Sul fondovalle principale, la colata vulcanoclastica raggiunse così circa 20 m di spessore: la prestigiosa villa marittima posta sull’antico arenile, e tutto quanto

in essa contenuto, compreso gli eventuali ospiti, non ebbe scampo.

La reattività delle piroclastiti fu tale da trasformare, in brevissimo tempo, l’ammasso caotico fangoso in una sorta di tufo, talmente duro che lo scavo archeologico deve essere condotto con l’ausilio del martello pneumatico. Chiamato in Costiera “durece” tale materiale è stato ampiamente utilizzato quale materiale da costruzione.

I dati di scavo evidenziano che la villa di Poseides fu inizialmente investita da un sottilissimo strato di ceneri e subito dopo da una fitta pioggia di pomici che la ricoprì per quasi due metri. I tetti spioventi del triclinio favorirono lo scivolamento delle stesse pomici verso i giardini, verso l’esterno.

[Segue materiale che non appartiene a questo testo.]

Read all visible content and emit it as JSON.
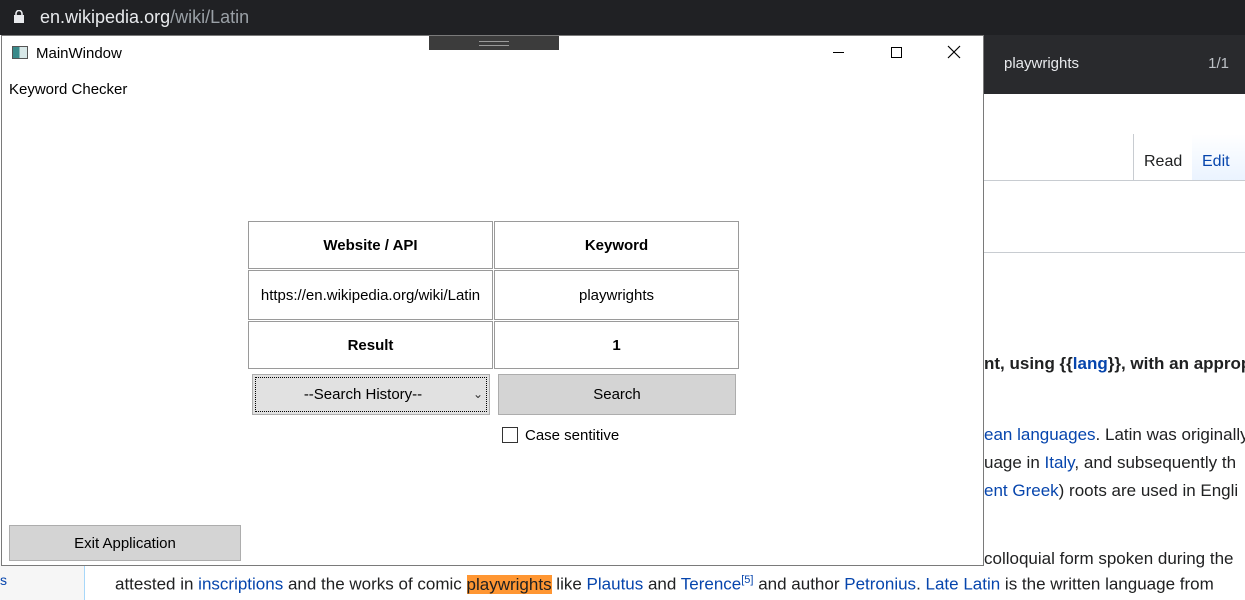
{
  "browser": {
    "url_host": "en.wikipedia.org",
    "url_path": "/wiki/Latin",
    "find_query": "playwrights",
    "find_count": "1/1"
  },
  "wiki": {
    "tab_read": "Read",
    "tab_edit": "Edit",
    "bold_prefix": "nt, using {{",
    "bold_link": "lang",
    "bold_suffix": "}}, with an approp",
    "para1_link": "ean languages",
    "para1_text": ". Latin was originally",
    "para2_text1": "uage in ",
    "para2_link": "Italy",
    "para2_text2": ", and subsequently th",
    "para3_link": "ent Greek",
    "para3_text": ") roots are used in Engli",
    "colloquial_text": "colloquial form spoken during the",
    "bottom_t1": "attested in ",
    "bottom_l1": "inscriptions",
    "bottom_t2": " and the works of comic ",
    "bottom_hl": "playwrights",
    "bottom_t3": " like ",
    "bottom_l2": "Plautus",
    "bottom_t4": " and ",
    "bottom_l3": "Terence",
    "bottom_sup": "[5]",
    "bottom_t5": " and author ",
    "bottom_l4": "Petronius",
    "bottom_t6": ". ",
    "bottom_l5": "Late Latin",
    "bottom_t7": " is the written language from",
    "sidebar_text": "s"
  },
  "window": {
    "title": "MainWindow",
    "heading": "Keyword Checker"
  },
  "table": {
    "header_website": "Website / API",
    "header_keyword": "Keyword",
    "website_value": "https://en.wikipedia.org/wiki/Latin",
    "keyword_value": "playwrights",
    "result_label": "Result",
    "result_value": "1"
  },
  "controls": {
    "history_label": "--Search History--",
    "search_label": "Search",
    "case_label": "Case sentitive",
    "case_checked": false,
    "exit_label": "Exit Application"
  }
}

Parti delle strutture lignee del sistema tetto e solaio superiore collassarono, verticalizzandosi al di sopra del mobilio e delle suppellettili presenti all’interno dell’ambiente.

 

Contemporaneamente altri lobi della colata aggirarono l’ostacolo e raggiungendo il peristilio sud rifluirono verso monte abbattendo alcune colonne in stucco del portico trascinandone una verso monte, all’interno dell’ambiente tricilinare accumulando e schiacciando contro la parete nord, il fasciame ligneo pertinente sia alla cassettonatura del soffitto che di eventuali tramezzature che delle stesse impalcature utili ai lavori di restauro in corso.

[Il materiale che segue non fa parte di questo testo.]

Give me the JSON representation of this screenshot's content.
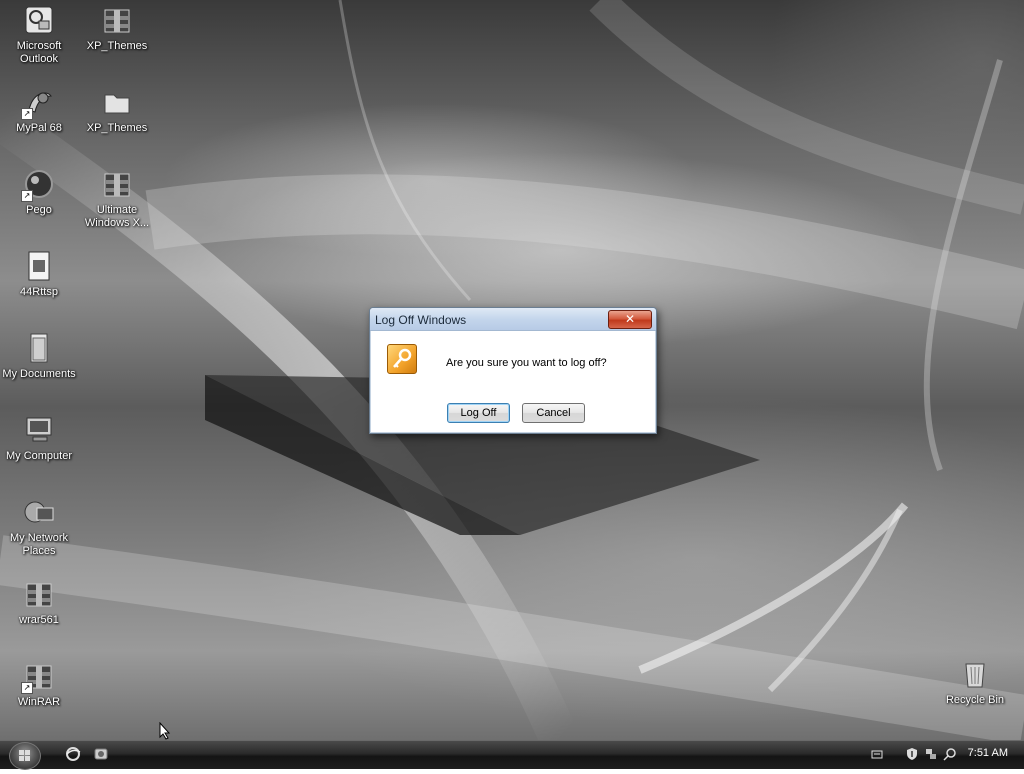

Già parzialmente riempito, sotto la spinta sempre più greve dell’ammasso fangoso da monte, le pareti dell’ambiente triclinare cominciarono a collassare, quella occidentale venne frantumata in grossi pezzi, quella settentrionale e orientale rimasero solidali ma vennero come spezzate a circa 1.50 m dal pavimento.

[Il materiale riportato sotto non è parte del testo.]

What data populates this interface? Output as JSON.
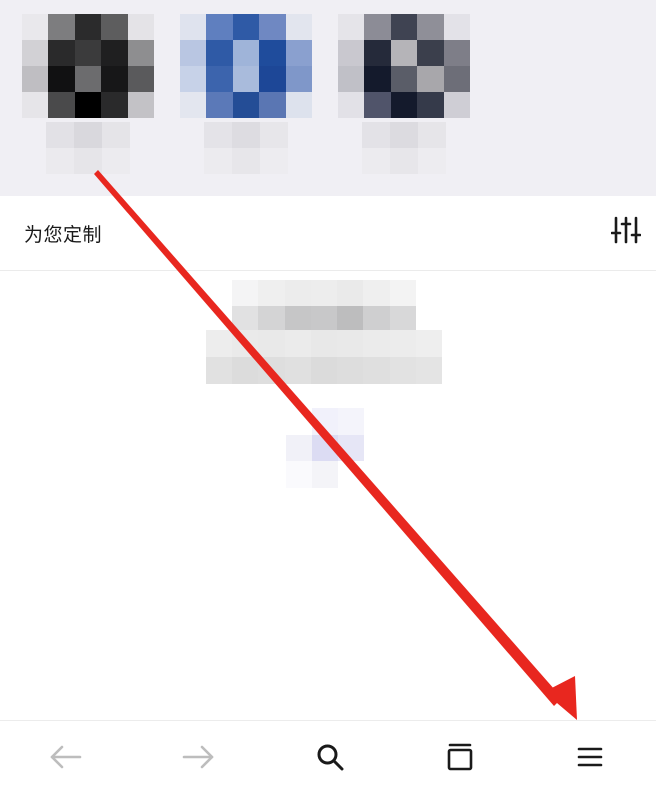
{
  "section": {
    "title": "为您定制",
    "filter_icon": "sliders-icon"
  },
  "shortcuts": [
    {
      "icon": "blurred-app-icon"
    },
    {
      "icon": "blurred-app-icon"
    },
    {
      "icon": "blurred-app-icon"
    }
  ],
  "toolbar": {
    "back_icon": "arrow-left-icon",
    "forward_icon": "arrow-right-icon",
    "search_icon": "search-icon",
    "tabs_icon": "tabs-icon",
    "menu_icon": "menu-icon"
  },
  "colors": {
    "strip_background": "#f0eff4",
    "annotation_arrow": "#e8271f",
    "icon_active": "#1a1a1a",
    "icon_disabled": "#bdbdbd"
  }
}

La parte superiore subì uno spostamento di circa 40 cm verso valle (come visibile nella foto) ma non crollò certificando che il triclinio era già stato rapidamente

colmato dal lobo di colata meridionale.

La dislocazione visibile in corrispondenza di uno dei tappeti giallo/rossi della parete orientale forse costituiscono la prova più spettacolare della violenza del flusso piroclastico.

Al momento dell’eruzione la villa era oggetto di lavori di ristrutturazione ed ampliamento in ragione dei danni subiti del sisma del 62 d.C., che sono dimostrati dall’impalcato interno, la presenza di una sega e di altri attrezzi per i lavori in corso, ma soprattutto dal riempimento di una precedente cisterna, posta al margine sudorientale del complesso residenziale ed oramai defunzionalizzata, che viene utilizzata per l’accumulo temporaneo di pezzame in grossi blocchi informi di Tufo Giallo Napoletano proveniente dalle cave partenopee ed in corso di trasformazione in cubilia da parte di pazienti scalpellini per la realizzazione di nuove mura in opus reticolato.